I think you should spend a little more time investigating the following: a) The "vault" files section has code by A Barbati which addresses issue related to unicode. b) Ron Garcia contributed codecvt facets for unicode that have been incorporated into boost are currently used by two boost libraries (serialization and program options.) c) asni library functions exist for converting strings and characters to/from wstrings/wchar s in accordance with the currently selected locale. Not all libraries implement these functions however. So its not clear to me what exactly needs to be done here - other than fixing up some older stdandard libraries. I don't think that's what you had in mind. Of course, I'm not exactly sure what you propose to do in your library other than the above so these observations might not be relevant. On the other hand, if you want more project ideas, I'm sure we could come up with lots of suggestions. Robert Ramey "Erik Wien" <wien@start.no> wrote in message news:cl1tqh$qp$1@sea.gmane.org...

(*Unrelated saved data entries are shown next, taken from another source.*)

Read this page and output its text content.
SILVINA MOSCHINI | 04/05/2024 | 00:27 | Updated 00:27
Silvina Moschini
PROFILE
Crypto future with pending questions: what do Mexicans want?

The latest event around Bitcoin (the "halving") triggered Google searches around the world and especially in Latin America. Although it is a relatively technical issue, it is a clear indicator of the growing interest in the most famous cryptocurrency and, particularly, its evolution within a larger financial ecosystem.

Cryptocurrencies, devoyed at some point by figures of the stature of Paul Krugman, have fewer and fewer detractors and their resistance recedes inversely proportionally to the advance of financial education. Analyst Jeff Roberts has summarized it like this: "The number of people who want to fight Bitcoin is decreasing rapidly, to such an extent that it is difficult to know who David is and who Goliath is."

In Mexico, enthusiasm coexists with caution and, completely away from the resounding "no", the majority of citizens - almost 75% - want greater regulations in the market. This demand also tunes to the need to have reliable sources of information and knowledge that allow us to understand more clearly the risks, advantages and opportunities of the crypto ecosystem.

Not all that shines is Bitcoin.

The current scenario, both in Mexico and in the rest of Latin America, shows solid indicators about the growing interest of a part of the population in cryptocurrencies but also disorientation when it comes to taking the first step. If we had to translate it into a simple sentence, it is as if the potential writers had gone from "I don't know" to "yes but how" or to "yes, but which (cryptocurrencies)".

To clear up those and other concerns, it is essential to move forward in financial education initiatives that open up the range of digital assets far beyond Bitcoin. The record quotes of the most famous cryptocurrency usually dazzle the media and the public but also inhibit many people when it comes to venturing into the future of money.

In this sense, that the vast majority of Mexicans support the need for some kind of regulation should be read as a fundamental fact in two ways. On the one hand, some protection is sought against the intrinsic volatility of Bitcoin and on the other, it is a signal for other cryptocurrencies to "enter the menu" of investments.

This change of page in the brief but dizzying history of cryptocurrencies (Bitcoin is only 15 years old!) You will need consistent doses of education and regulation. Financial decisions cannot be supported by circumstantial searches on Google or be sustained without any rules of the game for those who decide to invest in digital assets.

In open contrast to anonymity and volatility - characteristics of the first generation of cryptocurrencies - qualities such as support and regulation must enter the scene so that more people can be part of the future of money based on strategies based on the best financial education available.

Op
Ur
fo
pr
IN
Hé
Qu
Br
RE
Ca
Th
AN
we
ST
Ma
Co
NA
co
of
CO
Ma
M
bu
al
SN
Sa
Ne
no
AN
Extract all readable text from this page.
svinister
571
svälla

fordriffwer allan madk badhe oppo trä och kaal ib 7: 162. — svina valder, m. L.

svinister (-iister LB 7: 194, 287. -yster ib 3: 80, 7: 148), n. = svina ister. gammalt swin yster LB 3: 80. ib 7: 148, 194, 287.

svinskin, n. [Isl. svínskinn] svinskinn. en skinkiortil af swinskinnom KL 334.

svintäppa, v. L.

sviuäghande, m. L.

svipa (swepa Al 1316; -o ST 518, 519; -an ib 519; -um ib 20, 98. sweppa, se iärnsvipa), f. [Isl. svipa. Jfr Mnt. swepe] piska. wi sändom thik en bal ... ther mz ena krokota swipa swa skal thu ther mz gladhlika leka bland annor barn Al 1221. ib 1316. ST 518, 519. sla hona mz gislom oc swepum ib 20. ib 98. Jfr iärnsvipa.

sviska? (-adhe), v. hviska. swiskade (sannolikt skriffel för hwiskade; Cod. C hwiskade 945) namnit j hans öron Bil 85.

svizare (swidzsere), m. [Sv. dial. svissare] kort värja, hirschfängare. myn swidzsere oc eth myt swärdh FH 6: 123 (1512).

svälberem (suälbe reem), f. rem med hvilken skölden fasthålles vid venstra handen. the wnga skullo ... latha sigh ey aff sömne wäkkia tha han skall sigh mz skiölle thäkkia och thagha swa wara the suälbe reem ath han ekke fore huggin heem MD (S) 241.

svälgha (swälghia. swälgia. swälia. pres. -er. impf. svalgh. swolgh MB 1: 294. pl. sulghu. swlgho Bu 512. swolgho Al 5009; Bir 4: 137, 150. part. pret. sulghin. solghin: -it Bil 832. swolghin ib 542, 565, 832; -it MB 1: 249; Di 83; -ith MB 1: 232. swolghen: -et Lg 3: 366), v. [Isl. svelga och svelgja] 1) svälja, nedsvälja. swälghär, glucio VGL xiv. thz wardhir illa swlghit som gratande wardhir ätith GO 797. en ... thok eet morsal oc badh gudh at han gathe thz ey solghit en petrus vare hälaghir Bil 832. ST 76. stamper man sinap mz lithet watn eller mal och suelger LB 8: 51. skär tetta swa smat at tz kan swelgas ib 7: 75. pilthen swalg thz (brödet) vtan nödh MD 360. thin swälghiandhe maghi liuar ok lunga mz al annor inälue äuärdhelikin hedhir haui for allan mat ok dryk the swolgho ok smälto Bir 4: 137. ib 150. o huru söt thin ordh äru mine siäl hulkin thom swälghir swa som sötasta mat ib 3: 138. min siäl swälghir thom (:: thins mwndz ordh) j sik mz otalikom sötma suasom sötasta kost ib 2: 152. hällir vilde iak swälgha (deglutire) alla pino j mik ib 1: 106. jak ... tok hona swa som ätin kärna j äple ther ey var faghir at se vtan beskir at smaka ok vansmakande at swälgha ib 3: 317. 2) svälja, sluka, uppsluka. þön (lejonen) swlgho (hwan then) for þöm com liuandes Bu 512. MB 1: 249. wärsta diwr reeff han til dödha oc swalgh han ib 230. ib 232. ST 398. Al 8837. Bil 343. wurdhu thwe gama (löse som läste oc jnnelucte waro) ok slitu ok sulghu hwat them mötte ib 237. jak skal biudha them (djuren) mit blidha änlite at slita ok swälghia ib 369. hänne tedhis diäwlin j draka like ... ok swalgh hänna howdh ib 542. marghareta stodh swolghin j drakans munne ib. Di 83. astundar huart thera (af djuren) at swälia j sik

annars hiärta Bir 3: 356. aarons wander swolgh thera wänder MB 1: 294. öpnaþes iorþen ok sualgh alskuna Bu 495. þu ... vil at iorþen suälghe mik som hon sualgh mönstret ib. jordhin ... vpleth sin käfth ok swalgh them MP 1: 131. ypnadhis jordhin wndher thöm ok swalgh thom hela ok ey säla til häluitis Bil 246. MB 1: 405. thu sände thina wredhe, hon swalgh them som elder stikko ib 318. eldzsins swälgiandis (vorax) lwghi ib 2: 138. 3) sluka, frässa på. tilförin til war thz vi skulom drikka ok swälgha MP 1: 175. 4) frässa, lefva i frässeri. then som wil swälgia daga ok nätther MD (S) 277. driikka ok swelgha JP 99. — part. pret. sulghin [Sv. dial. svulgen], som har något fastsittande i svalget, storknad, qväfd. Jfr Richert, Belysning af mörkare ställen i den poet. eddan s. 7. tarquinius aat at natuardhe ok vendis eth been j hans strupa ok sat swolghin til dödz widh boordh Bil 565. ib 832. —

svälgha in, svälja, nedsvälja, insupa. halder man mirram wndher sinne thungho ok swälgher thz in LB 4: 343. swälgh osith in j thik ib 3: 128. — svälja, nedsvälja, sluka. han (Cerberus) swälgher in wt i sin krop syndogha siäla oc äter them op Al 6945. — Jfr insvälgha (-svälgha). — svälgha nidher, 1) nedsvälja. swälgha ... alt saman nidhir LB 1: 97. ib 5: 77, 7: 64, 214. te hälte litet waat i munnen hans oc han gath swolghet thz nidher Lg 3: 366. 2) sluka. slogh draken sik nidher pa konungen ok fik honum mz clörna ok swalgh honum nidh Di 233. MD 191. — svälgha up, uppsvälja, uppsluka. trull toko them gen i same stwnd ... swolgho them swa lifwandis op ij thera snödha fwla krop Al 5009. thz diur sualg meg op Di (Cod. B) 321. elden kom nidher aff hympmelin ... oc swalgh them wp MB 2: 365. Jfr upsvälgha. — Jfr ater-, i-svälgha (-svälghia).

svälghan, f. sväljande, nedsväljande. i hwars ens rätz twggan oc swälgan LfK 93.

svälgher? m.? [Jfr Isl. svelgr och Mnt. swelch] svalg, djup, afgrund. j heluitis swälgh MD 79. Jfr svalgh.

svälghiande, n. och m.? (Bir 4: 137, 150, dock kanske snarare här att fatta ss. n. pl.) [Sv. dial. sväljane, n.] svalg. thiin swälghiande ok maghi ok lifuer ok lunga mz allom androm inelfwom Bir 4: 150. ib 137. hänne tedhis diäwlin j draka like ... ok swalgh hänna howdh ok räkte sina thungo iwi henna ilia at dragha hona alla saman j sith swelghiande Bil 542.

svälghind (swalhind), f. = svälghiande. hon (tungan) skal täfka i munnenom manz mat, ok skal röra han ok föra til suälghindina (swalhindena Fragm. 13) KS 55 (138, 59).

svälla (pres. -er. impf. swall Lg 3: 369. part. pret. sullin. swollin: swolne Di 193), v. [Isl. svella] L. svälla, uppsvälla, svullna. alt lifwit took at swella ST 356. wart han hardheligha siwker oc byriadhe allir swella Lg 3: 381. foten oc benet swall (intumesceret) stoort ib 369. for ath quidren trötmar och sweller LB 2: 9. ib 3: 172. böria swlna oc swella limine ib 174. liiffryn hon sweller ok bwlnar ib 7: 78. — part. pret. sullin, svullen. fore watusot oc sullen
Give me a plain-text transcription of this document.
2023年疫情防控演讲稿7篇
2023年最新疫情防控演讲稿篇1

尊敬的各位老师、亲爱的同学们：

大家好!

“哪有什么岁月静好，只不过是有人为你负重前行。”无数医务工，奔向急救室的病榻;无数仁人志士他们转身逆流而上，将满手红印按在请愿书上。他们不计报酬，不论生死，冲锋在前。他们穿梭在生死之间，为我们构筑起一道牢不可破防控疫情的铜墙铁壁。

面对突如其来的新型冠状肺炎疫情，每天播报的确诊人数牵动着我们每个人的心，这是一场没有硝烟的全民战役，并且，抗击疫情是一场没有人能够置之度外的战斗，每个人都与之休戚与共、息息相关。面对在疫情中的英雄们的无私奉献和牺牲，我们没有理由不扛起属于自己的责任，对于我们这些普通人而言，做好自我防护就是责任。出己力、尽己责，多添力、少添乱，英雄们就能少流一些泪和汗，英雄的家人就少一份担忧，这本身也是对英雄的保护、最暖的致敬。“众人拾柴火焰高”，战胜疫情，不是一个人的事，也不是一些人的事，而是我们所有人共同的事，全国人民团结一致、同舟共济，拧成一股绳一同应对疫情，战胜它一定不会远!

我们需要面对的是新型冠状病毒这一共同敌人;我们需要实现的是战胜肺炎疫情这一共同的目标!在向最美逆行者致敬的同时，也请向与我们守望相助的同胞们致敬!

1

Hi. I am in the process of planning a library for handling unicode strings in C++, and would like to probe the interest in the boost community for something like that. I read through the unicode dicussion that was up back in april, and from what I could gather there was some amount of interest, but no one felt comfortable taking on the task as of yet.
I am hoping to be able to run this project as my Bachelor's Thesis in Computer Engineering (Not sure if that is the correct translation from Norwegian.) and if it gets approved by my college, myself and two other programmers will spend one semester working exclusively on this. (of course in collaboration with the boost community) At the end of that semester I hope the library (Or at least parts of it) will be in such a state it can submitted for review by boost.
The library should ultimately have suppport for at least basic handling of unicode strings (in all encodings), collation of strings and other locale specific operations. The library should also be (to the extent that is possible) integrated with the standard C++ library (and boost) to get as much functionality as possible "for free". I'm here thinking of, among other things, the std::locale class and compabillity with iostreams. How these requirements are fulfilled will be determined as the project (hopefully) moves forward.
I really feel the C++ language needs some form of standardized unicode support, and developing such a library within the boost community would be a very good way to ensure it fits everybody's needs the best possible way.
If you have any, and I do mean ANY, thoughts on this, please do not hesitate to reply to this mail and let me know. I'm looking forward to your responses.
Best regards Erik Wien - Gjøvik College (Høyskolen i Gjøvik), Norway.